Needing Emergency Funds
An unforeseen emergency, accident or an adult child needing funds right away are common problems many retirees face. If you need to grab some cash, there are a few ways to do it. You can take money out of your savings account without penalty, but you’ll need to find ways to replenish it as well. You can refinance your home or take out a second mortgage, but make sure you get an excellent rate so you can pay it off quickly. Avoid things like obtaining a reverse mortgage, which gives you fast cash but then the bank will own your home. This is not a positive solution for a short-term problem. If you’re having problems with your estate or taxes on your home, consult with a reputable tax attorney right away.
Once you reach 60, you won’t have to pay a tax penalty on most IRAs. This is a good thing and allows you to use that money toward your retirement expenses and other investments you wish to acquire. The only thing you’ll have to be careful of is any withdrawal has to be claimed as income; therefore it may place you in a much higher tax bracket at the end of the year. Also keep in mind that at age 70.5, it’s recommended that you make the minimum distributions from your 401k or IRA or you will face a hefty tax penalty that is equal to half of what you should have taken out from the plan. Now is the best time to consult with your financial advisor so he can come up with a precise plan to ensure that you are getting the most cash in your pocket, penalty and fee free.

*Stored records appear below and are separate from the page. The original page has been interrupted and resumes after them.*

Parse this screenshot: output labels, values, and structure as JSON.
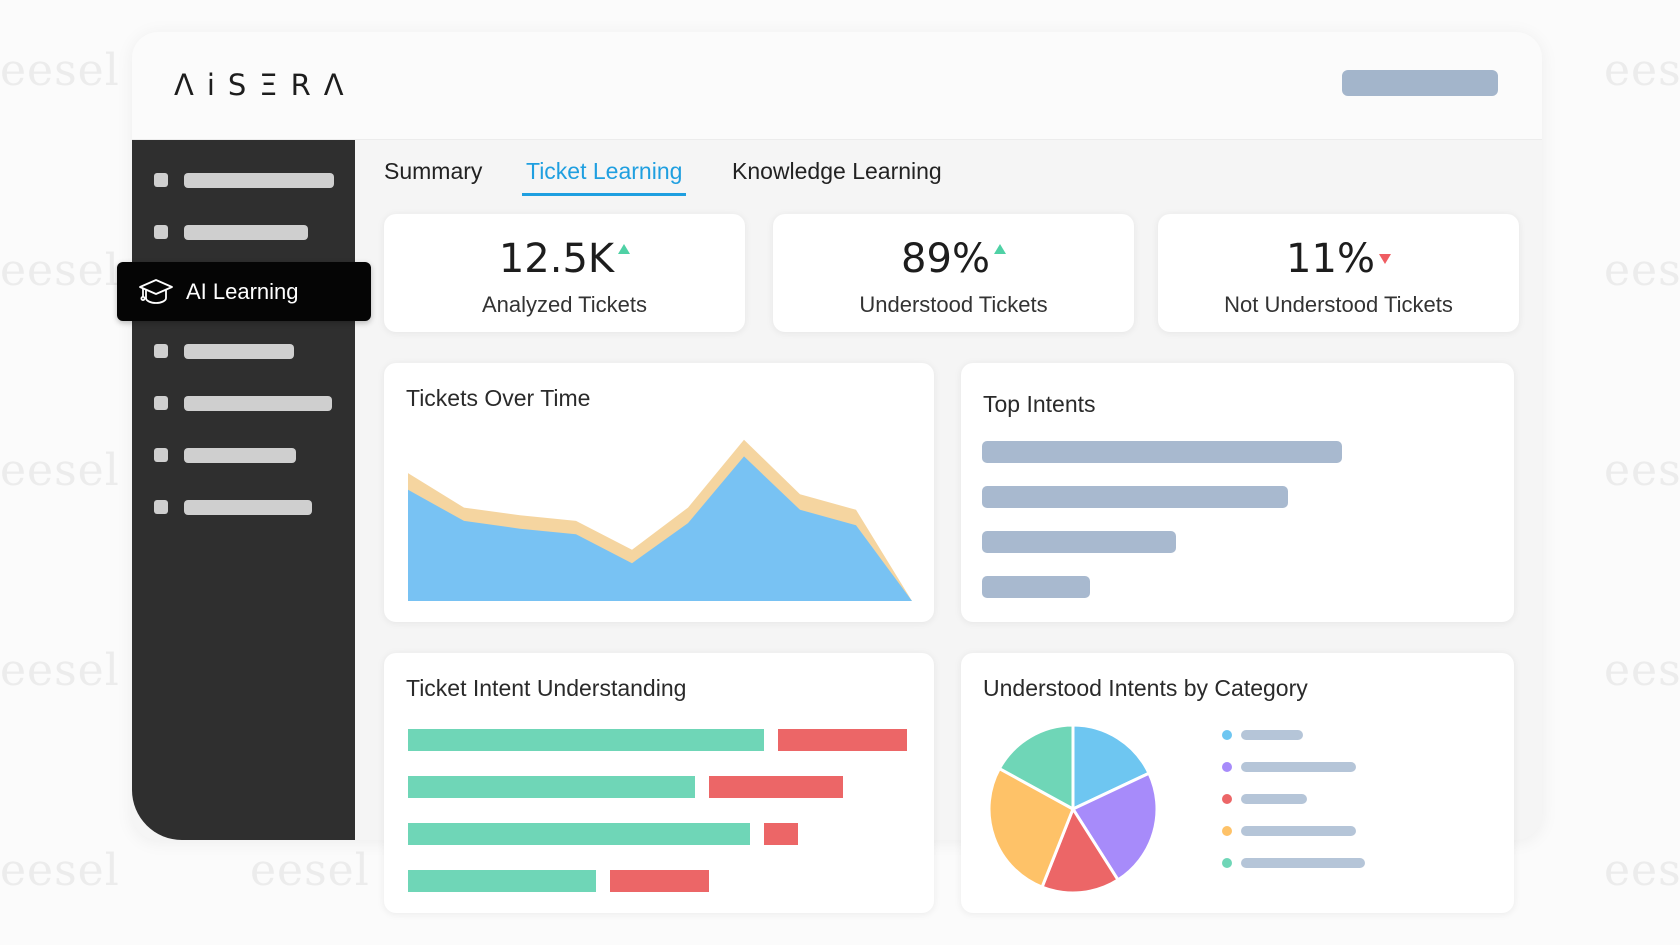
{
  "watermark": {
    "text": "eesel"
  },
  "header": {
    "logo": "ΛiSΞRΛ"
  },
  "sidebar": {
    "active_item": {
      "label": "AI Learning",
      "icon": "graduation-cap-icon"
    }
  },
  "tabs": [
    {
      "label": "Summary"
    },
    {
      "label": "Ticket Learning",
      "active": true
    },
    {
      "label": "Knowledge Learning"
    }
  ],
  "stats": [
    {
      "value": "12.5K",
      "label": "Analyzed Tickets",
      "trend": "up"
    },
    {
      "value": "89%",
      "label": "Understood Tickets",
      "trend": "up"
    },
    {
      "value": "11%",
      "label": "Not Understood Tickets",
      "trend": "down"
    }
  ],
  "cards": {
    "tickets_over_time": {
      "title": "Tickets Over Time"
    },
    "top_intents": {
      "title": "Top Intents"
    },
    "ticket_intent_understanding": {
      "title": "Ticket Intent Understanding"
    },
    "understood_by_category": {
      "title": "Understood Intents by Category"
    }
  },
  "colors": {
    "accent": "#1f9fe0",
    "area_blue": "#78c2f3",
    "area_orange": "#f5d5a0",
    "green": "#6fd6b7",
    "red": "#ec6667",
    "placeholder": "#a8b9cf"
  },
  "chart_data": [
    {
      "type": "area",
      "title": "Tickets Over Time",
      "x": [
        0,
        1,
        2,
        3,
        4,
        5,
        6,
        7,
        8,
        9
      ],
      "series": [
        {
          "values": [
            100,
            72,
            65,
            60,
            34,
            70,
            130,
            82,
            68,
            0
          ]
        },
        {
          "values": [
            115,
            84,
            77,
            72,
            46,
            84,
            145,
            96,
            82,
            0
          ]
        }
      ],
      "ylim": [
        0,
        160
      ]
    },
    {
      "type": "bar",
      "title": "Top Intents",
      "values": [
        100,
        85,
        54,
        30
      ],
      "xlim": [
        0,
        100
      ]
    },
    {
      "type": "bar",
      "title": "Ticket Intent Understanding",
      "series": [
        {
          "values": [
            72,
            58,
            69,
            38
          ]
        },
        {
          "values": [
            26,
            27,
            7,
            20
          ]
        }
      ]
    },
    {
      "type": "pie",
      "title": "Understood Intents by Category",
      "values": [
        18,
        23,
        15,
        27,
        17
      ],
      "colors": [
        "#6ec6f1",
        "#a78bfa",
        "#ec6667",
        "#fec268",
        "#6fd6b7"
      ]
    }
  ]
}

Not Having Enough Life Insurance
Not everyone likes to think about final expenses. It’s something that every working adult should be putting their money into as early on as possible. But even after paying into a decent life insurance policy, you may have just checked it only to realize there is not nearly enough to cover all of your assets. In addition, there may not be enough to leave all of your children or grandchildren a decent inheritance. Calling your insurance agent to go over more coverage is a good thing to do now rather than later. Because you already have a policy in effect, it’s easier to make changes. If there is no way to add to the policy, you may have to supplement it or add another policy that will coincide with it. Depending on your payment history and the amount of coverage you currently have, it should be easy to qualify for an additional payout. The only drawback is depending on the terms of the policy, you may have to submit to a physical exam and because of your age, you may be penalized.

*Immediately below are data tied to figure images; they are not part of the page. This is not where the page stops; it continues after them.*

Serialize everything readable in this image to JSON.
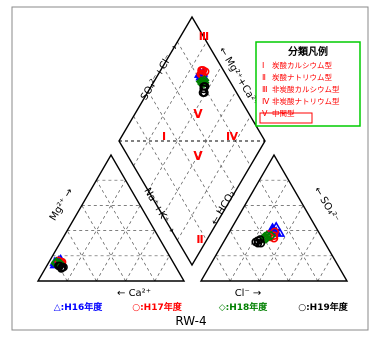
{
  "chart_data": {
    "type": "scatter",
    "subtype": "piper-diagram",
    "title": "RW-4",
    "grid": "dashed",
    "legend_placement": "top-right (classification) and bottom (series)",
    "axis_labels": {
      "cation_bottom": "← Ca²⁺",
      "cation_left": "Mg²⁺ →",
      "anion_bottom": "Cl⁻ →",
      "anion_right": "← SO₄²⁻",
      "center_left": "Na⁺+K⁺ →",
      "center_right": "← HCO₃⁻",
      "diamond_top_left": "SO₄²⁻+Cl⁻ →",
      "diamond_top_right": "← Mg²⁺+Ca²⁺"
    },
    "classification_legend": {
      "title": "分類凡例",
      "items": [
        {
          "code": "Ⅰ",
          "label": "炭酸カルシウム型"
        },
        {
          "code": "Ⅱ",
          "label": "炭酸ナトリウム型"
        },
        {
          "code": "Ⅲ",
          "label": "非炭酸カルシウム型"
        },
        {
          "code": "Ⅳ",
          "label": "非炭酸ナトリウム型"
        },
        {
          "code": "Ⅴ",
          "label": "中間型"
        }
      ]
    },
    "region_labels": {
      "top": "Ⅲ",
      "left": "Ⅰ",
      "right": "Ⅳ",
      "bottom": "Ⅱ",
      "center_a": "Ⅴ",
      "center_b": "Ⅴ"
    },
    "series": [
      {
        "name": "△:H16年度",
        "marker": "triangle",
        "color": "#0000ff",
        "cation": [
          [
            80,
            15
          ],
          [
            78,
            16
          ],
          [
            76,
            17
          ],
          [
            80,
            14
          ],
          [
            82,
            13
          ],
          [
            81,
            15
          ]
        ],
        "anion": [
          [
            30,
            40
          ],
          [
            28,
            42
          ],
          [
            32,
            39
          ],
          [
            35,
            38
          ],
          [
            30,
            43
          ],
          [
            29,
            41
          ]
        ],
        "diamond": [
          [
            70,
            82
          ],
          [
            71,
            83
          ],
          [
            69,
            84
          ],
          [
            72,
            82
          ],
          [
            70,
            85
          ],
          [
            68,
            83
          ]
        ]
      },
      {
        "name": "○:H17年度",
        "marker": "circle",
        "color": "#ff0000",
        "cation": [
          [
            78,
            13
          ],
          [
            77,
            14
          ],
          [
            76,
            15
          ],
          [
            78,
            16
          ],
          [
            79,
            13
          ]
        ],
        "anion": [
          [
            30,
            35
          ],
          [
            32,
            36
          ],
          [
            28,
            37
          ],
          [
            33,
            34
          ],
          [
            31,
            39
          ]
        ],
        "diamond": [
          [
            71,
            86
          ],
          [
            70,
            84
          ],
          [
            69,
            87
          ],
          [
            72,
            85
          ],
          [
            71,
            83
          ]
        ]
      },
      {
        "name": "◇:H18年度",
        "marker": "diamond",
        "color": "#008000",
        "cation": [
          [
            80,
            12
          ],
          [
            79,
            13
          ],
          [
            81,
            14
          ],
          [
            78,
            14
          ],
          [
            80,
            15
          ]
        ],
        "anion": [
          [
            27,
            33
          ],
          [
            26,
            35
          ],
          [
            28,
            34
          ],
          [
            30,
            36
          ],
          [
            27,
            36
          ]
        ],
        "diamond": [
          [
            66,
            80
          ],
          [
            67,
            81
          ],
          [
            65,
            82
          ],
          [
            68,
            80
          ],
          [
            66,
            83
          ]
        ]
      },
      {
        "name": "○:H19年度",
        "marker": "circle-open",
        "color": "#000000",
        "cation": [
          [
            79,
            10
          ],
          [
            78,
            11
          ],
          [
            80,
            12
          ],
          [
            77,
            11
          ],
          [
            79,
            12
          ]
        ],
        "anion": [
          [
            24,
            30
          ],
          [
            23,
            32
          ],
          [
            26,
            30
          ],
          [
            24,
            33
          ],
          [
            22,
            31
          ]
        ],
        "diamond": [
          [
            63,
            79
          ],
          [
            62,
            77
          ],
          [
            64,
            80
          ],
          [
            63,
            81
          ],
          [
            61,
            78
          ]
        ]
      }
    ]
  }
}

Getting the Most out of Your Health Care
Turning 65 and also getting ready to retire means you’ll have more time to do the things you couldn’t do all the years you were working. But if your health is not in the best of shape, you won’t be doing any extracurricular activities or traveling. So taking care of yourself should be a high priority. If you’ve found that your health care costs more than your monthly premiums, it’s time to shop for some supplemental health insurance. Your first contact should be Medicare (during open enrollment) to sign up for a new plan that fits within your budget. From there, be sure to get on a prescription plan that will help curb the costs of high price medications. Also, you may be able to contact the manufacturer of your medication, they might be able to offer some of your medications to you at no or low cost. Think about adding a private insurance carrier as a secondary insurance. This may curb some of the costs that your primary insurance doesn’t cover.
There are many ways that you can make your retirement a positive one. Avoiding the pitfalls of bad financial choices is the first step toward a happy and successful retirement.